Die Eingangshalle könnte später so aussehen.

Das Grand Projet Humboldt-Forum wird von mehreren Einrichtungen getragen, die bei der Realisierung geradezu aus dem Vollen schöpfen können. Ab Anfang 2018, wenn das Gebäude fertig ist, bis Mitte 2019 sollen die großen außereuropäischen Sammlungen der Staatlichen Museen zu Berlin – Preußischer Kulturbesitz einziehen, eine einzigartige Schatztruhe, aus der im Humboldt- Forum zahlreiche Zeugnisse der Kunst und Kultur Afrikas, Asiens, Amerikas und Ozeaniens präsentiert werden sollen.

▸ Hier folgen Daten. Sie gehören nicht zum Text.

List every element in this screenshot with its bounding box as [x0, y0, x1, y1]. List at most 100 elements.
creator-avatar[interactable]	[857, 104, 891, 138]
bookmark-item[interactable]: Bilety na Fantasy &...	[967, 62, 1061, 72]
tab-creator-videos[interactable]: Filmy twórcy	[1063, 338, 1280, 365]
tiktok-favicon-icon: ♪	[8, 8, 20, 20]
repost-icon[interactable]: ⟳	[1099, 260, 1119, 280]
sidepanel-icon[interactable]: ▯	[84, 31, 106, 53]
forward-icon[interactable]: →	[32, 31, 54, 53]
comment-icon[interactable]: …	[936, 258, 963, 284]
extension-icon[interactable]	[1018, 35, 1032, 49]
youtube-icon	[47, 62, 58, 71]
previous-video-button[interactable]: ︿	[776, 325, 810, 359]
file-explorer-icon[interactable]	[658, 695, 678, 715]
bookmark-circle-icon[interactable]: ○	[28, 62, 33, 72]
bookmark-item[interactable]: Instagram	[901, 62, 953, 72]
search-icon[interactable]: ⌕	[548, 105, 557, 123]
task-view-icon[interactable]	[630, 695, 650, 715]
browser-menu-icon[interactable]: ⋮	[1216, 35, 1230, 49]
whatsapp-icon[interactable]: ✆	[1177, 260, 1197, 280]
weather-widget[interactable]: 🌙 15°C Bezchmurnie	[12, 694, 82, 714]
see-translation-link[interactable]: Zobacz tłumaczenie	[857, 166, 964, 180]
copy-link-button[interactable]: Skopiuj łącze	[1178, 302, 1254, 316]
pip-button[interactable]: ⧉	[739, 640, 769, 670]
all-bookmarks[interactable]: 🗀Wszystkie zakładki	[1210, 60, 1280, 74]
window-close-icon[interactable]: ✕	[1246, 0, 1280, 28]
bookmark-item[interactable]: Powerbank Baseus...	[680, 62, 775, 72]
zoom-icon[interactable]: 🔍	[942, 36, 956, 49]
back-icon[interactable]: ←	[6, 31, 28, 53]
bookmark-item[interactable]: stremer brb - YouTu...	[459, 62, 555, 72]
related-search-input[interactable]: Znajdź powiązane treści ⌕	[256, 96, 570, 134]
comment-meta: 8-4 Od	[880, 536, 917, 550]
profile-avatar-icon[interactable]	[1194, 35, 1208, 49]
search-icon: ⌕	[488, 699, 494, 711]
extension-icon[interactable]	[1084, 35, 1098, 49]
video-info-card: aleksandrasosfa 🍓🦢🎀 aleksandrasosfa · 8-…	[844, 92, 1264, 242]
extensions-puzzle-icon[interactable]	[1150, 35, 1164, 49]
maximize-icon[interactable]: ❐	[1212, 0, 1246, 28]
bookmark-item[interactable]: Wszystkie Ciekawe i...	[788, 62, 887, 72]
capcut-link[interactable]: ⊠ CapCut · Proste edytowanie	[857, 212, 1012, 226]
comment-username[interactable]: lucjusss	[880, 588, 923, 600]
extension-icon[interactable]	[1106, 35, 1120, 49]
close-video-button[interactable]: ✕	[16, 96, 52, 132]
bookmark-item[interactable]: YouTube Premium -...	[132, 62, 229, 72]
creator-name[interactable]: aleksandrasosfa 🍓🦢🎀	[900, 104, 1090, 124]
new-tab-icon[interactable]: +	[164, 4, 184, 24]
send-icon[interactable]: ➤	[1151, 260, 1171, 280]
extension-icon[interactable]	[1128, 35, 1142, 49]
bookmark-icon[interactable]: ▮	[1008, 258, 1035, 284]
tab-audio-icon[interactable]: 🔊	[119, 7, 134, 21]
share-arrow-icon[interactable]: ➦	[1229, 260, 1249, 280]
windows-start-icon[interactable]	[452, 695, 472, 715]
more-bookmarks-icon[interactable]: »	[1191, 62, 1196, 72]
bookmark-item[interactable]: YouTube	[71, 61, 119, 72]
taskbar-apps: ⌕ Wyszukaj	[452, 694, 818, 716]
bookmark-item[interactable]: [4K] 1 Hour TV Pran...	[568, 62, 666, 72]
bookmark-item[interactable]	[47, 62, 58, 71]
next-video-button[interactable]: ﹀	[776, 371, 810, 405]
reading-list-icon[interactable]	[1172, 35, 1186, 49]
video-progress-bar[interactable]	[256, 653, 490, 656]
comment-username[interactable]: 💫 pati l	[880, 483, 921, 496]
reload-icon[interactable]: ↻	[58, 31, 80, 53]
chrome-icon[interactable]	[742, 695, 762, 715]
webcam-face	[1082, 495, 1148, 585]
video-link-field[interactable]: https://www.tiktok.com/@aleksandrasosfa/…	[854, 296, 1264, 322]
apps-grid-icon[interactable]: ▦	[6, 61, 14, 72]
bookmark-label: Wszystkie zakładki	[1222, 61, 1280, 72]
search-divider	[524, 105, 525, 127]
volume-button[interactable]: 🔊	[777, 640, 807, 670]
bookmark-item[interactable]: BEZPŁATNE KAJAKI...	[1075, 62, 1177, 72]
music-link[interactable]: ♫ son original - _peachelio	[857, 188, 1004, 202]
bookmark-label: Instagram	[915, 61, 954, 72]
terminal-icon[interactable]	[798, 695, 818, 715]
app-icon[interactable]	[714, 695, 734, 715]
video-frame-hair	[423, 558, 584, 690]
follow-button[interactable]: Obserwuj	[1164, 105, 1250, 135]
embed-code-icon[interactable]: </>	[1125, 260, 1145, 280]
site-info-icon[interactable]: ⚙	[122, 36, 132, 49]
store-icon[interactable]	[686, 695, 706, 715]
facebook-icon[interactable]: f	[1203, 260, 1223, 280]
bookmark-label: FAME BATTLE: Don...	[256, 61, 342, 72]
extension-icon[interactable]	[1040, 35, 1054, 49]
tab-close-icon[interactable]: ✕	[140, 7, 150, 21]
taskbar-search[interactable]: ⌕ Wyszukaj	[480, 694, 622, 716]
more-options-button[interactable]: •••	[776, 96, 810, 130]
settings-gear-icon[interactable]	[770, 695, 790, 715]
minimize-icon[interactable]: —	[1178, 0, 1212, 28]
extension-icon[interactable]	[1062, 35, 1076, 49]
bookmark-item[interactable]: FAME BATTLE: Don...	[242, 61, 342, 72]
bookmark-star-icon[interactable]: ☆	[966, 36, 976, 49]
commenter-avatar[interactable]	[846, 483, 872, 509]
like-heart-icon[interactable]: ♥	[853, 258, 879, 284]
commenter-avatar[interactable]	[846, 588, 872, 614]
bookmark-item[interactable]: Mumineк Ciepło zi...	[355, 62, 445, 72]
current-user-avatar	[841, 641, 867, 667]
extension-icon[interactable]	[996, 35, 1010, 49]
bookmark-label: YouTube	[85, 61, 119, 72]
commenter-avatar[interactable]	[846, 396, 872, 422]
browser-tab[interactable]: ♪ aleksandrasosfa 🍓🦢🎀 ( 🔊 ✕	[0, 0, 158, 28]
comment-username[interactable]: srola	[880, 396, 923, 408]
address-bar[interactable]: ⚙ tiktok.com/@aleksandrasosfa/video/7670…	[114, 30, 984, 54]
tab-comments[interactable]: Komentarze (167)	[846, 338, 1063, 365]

Die Humboldt-Universität zu Berlin wird mit ihren Sammlungen aus Forschung und Lehre ein Schaufenster der Wissenschaft gestalten – das „Humboldt- Laboratorium“. Und die Berliner Zentral- und Landesbibliothek eröffnet dem Humboldt-Forum mit ihren spezifischen Medien- und Wissensangeboten in der „Welt der Sprachen“ eine zusätzliche Dimension als Ort der Bildung für alle. Neben den Museen in den Obergeschossen und den Bibliotheken und „Werkstätten des Wissens“ im 1. Obergeschoss laden große Sonderausstellungssäle und Veranstaltungsbereiche im Erdgeschoss zusammen mit Café, Restaurant und Bistro sowie Museumsshop, Lapidarium und einem Museum zur Geschichte des Ortes zu einem kurzweiligen Kulturerlebnis ein.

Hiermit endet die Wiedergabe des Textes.